Intentó moverse, pero sus piernas no respondían. Le tomó un momento darse cuenta de que estaba llorando. No el llanto fuerte, desesperado. No. Ese otro llanto, más silencioso, más profundo. El que no nace de la tristeza, sino de la comprensión. De la certeza de que algo importante se ha perdido, y que no hay manera humana de recuperarlo.

Sacó el móvil del bolsillo, más por costumbre que por necesidad. Tenía tres notificaciones de su editor, una de su madre, y un mensaje de voz sin abrir de alguien con quien había salido tres veces antes de que la guerra la reclamara de nuevo. Todo eso, en ese instante, le pareció tan lejano como otro país.

Guardó el teléfono y se dejó caer lentamente en uno de los bancos de madera.

La lluvia, más intensa ahora, golpeaba los ventanales de la estación con una furia contenida. Afuera, los faroles dibujaban sombras largas sobre el asfalto. Abril pensó en la libreta que ya no estaba con ella. Esa libreta había sido su única confesión real en años. En ella escribió todo lo que no podía decir en voz alta: los sueños donde Damián la abrazaba mientras los misiles caían a lo lejos; las veces que lo odiaba por marcharse sin explicar por qué; el miedo de que él no regresara y ella no sintiera absolutamente nada.

Era su verdad. Y ahora estaba en manos de él.

¿La leería? ¿O se perdería como tantas otras cosas en esa guerra absurda que lo reclamaba todo?

Un hombre mayor pasó cerca arrastrando una maleta. La miró con amabilidad, como si intuyera algo en su postura, en sus ojos. Abril intentó devolverle una sonrisa, pero solo logró un gesto débil. Se sentía vacía. Como si hubiese entregado algo más que un cuaderno y un beso esa noche.

Entonces recordó algo que Damián le había dicho la última vez que se vieron, hace más de un año, en un hospital de campaña en Ucrania. Ella había estado cubriendo un ataque aéreo y él llegaba con un convoy de heridos. Fue un encuentro breve, entre el polvo y el olor metálico de la sangre.

Hay guerras que uno elige. Y otras que te eligen a ti, le había dicho él, mientras le vendaba una herida superficial en el brazo.

En ese momento, ella creyó que hablaba de conflictos armados. Pero ahora entendía que se refería a otra cosa. A ellos. A lo que compartían.

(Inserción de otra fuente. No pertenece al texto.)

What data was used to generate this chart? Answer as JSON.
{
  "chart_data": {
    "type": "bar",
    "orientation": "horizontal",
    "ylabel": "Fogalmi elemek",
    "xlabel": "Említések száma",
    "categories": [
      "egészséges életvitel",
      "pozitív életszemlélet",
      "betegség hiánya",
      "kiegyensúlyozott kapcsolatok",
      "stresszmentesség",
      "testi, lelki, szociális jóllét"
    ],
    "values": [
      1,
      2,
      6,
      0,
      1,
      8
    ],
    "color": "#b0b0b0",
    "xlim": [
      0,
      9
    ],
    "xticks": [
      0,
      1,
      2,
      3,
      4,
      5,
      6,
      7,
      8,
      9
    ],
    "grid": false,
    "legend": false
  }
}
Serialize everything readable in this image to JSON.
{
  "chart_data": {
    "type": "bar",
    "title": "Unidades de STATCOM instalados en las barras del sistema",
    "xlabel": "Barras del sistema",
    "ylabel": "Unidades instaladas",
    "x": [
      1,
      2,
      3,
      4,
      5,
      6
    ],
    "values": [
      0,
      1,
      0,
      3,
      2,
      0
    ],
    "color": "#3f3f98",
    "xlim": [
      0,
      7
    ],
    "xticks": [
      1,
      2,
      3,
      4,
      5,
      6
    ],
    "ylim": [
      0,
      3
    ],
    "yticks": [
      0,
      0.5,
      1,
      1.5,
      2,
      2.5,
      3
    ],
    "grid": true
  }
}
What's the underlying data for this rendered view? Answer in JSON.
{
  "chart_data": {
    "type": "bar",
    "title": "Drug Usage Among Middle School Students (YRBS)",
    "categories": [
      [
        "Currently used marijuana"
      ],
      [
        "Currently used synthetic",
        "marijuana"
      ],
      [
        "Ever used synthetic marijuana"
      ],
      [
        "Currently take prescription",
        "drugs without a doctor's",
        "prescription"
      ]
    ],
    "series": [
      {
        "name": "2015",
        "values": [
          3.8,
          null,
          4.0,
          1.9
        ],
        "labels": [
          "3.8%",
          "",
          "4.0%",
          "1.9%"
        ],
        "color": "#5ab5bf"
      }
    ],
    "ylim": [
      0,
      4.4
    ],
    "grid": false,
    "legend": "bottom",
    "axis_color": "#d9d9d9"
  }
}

Porque lo que tenían era una guerra también: sin bandos claros, sin trincheras visibles, pero con sus propias heridas. Ninguno de los dos había elegido amarse en medio del caos, pero ahí estaban. Años después. Aún atrapados entre lo que fue y lo que nunca se permitió ser.

El reloj de la estación marcó las 22:17.

Abril se puso de pie. Afuera, la lluvia empezaba a mezclarse con el humo que venía del puerto. El viento le trajo el eco de una sirena lejana, un recordatorio de que la ciudad seguía alerta, aunque nadie quisiera admitirlo.

Caminó hasta el extremo del andén y se detuvo frente a las vías vacías. Imaginó el tren de Damián alejándose, avanzando hacia la oscuridad, hacia el frío, hacia la línea de fuego. Sintió un escalofrío recorrerle la espalda.

Sacó su grabadora de periodista del bolsillo interior. Apretó el botón rojo y habló, con voz baja, casi rota:

Audio, archivo privado. Entrada número uno: Estación Costablanca. Noche del nueve de junio. Damián partió hace exactamente veintiséis minutos. Me dejó con un beso y la mitad del corazón lleno de miedo. Si algún día escuchas esto... supongo que ya sabes que escribí cada palabra para ti. Que aún cuando estaba rodeada de ruinas, la única verdad que reconocía era la de tus ojos.

Pausó. Luego añadió:

Te amo. Y odio esta guerra. Las dos cosas con la misma intensidad. Fin del mensaje.

Guardó la grabadora, respiró hondo y comenzó a caminar.

No sabía si volvería a verlo. No sabía si quería hacerlo.

Pero lo que sí sabía es que esa noche, la última, iba a acompañarla por mucho más que un recuerdo. La llevaría como una herida abierta. Como un nombre susurrado entre disparos.

Como un país al que nunca se regresa, pero que jamás deja de doler.